The US Federal Reserve's preferred inflation measure fell in March, and a key component dropped for the first time in nearly 16 years, the Commerce Department reported Monday.
It was another sign of soft prices as several measures of inflation have retreated in recent months, removing some of the pressure on central bankers to raise the benchmark interest rate more rapidly.
But economists say tight labor markets, falling unemployment and strong job creation likely mean the Fed will stay on track to raise rates twice more this year, for a total of three hikes.
The central bank is due to consider monetary policy Tuesday and Wednesday and is not expected to adjust interest rates at this meeting.
The Personal Consumption Expenditures price index, which tracks the value of goods and services purchased by individuals, fell 0.2 percent in March in its first drop since February 2016 and its biggest decline since January 2015.
But core PCE, which excludes the volatile food and energy categories, dropped by a tenth, the first decline since September 2001.
Analysts had been expecting the core measure to remain unchanged for the month.
The longer-term trends also showed a slowdown.
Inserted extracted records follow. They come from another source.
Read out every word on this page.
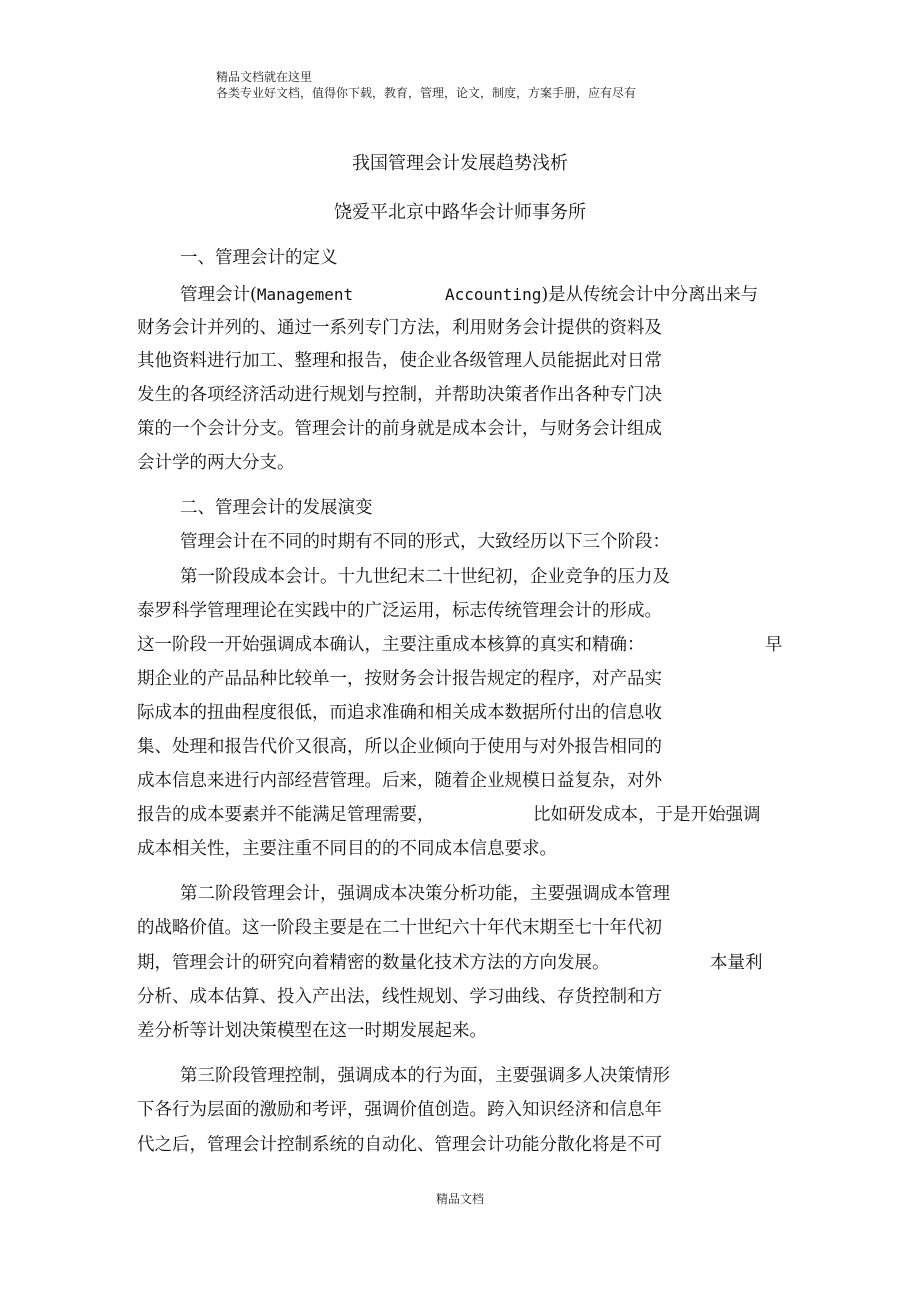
精品文档就在这里
各类专业好文档，值得你下载，教育，管理，论文，制度，方案手册，应有尽有
我国管理会计发展趋势浅析
饶爱平北京中路华会计师事务所
一、管理会计的定义
管理会计(Management	Accounting)是从传统会计中分离出来与
财务会计并列的、通过一系列专门方法，利用财务会计提供的资料及
其他资料进行加工、整理和报告，使企业各级管理人员能据此对日常
发生的各项经济活动进行规划与控制，并帮助决策者作出各种专门决
策的一个会计分支。管理会计的前身就是成本会计，与财务会计组成
会计学的两大分支。
二、管理会计的发展演变
管理会计在不同的时期有不同的形式，大致经历以下三个阶段：
第一阶段成本会计。十九世纪末二十世纪初，企业竞争的压力及
泰罗科学管理理论在实践中的广泛运用，标志传统管理会计的形成。
这一阶段一开始强调成本确认，主要注重成本核算的真实和精确：	早
期企业的产品品种比较单一，按财务会计报告规定的程序，对产品实
际成本的扭曲程度很低，而追求准确和相关成本数据所付出的信息收
集、处理和报告代价又很高，所以企业倾向于使用与对外报告相同的
成本信息来进行内部经营管理。后来，随着企业规模日益复杂，对外
报告的成本要素并不能满足管理需要，	比如研发成本，于是开始强调
成本相关性，主要注重不同目的的不同成本信息要求。
第二阶段管理会计，强调成本决策分析功能，主要强调成本管理
的战略价值。这一阶段主要是在二十世纪六十年代末期至七十年代初
期，管理会计的研究向着精密的数量化技术方法的方向发展。	本量利
分析、成本估算、投入产出法，线性规划、学习曲线、存货控制和方
差分析等计划决策模型在这一时期发展起来。
第三阶段管理控制，强调成本的行为面，主要强调多人决策情形
下各行为层面的激励和考评，强调价值创造。跨入知识经济和信息年
代之后，管理会计控制系统的自动化、管理会计功能分散化将是不可
精品文档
The 12-month measure for the PCE price index slowed to 1.8 percent, below the Fed's two percent target and down from 2.1 percent in February, which had been a five-year record.
The core for the latest 12 months also slowed, falling to 1.6 percent from 1.8 percent.
The PCE decline came after closely watched measure of inflation, the Consumer Price Index, also fell in March.
However, some analysts noted special factors that may have contributed to the decline in both.
Ian Shepherdson of Pantheon Macroeconomics said cell phone plan pricing held down the PCE inflation measure, just as it did for CPI.
"We see further upside risk ahead," he said, noting the annual change for healthcare services rose a tenth of a percentage point to 1.6 percent, its highest level in four years.
Jim O'Sullivan of High Frequency Economics agreed the "underlying trend is still at least modestly upward."
Meanwhile, personal incomes were up 0.2 percent in March, an increase of $40 billion, while spending rose less than 0.1 percent, an increase of $5.7 billion.
O'Sullivan noted "the weakness in spending in Q1 contrasts with the much stronger signal from the confidence data. We believe the 'truth" is in the middle, and confidence and spending will converge in coming months."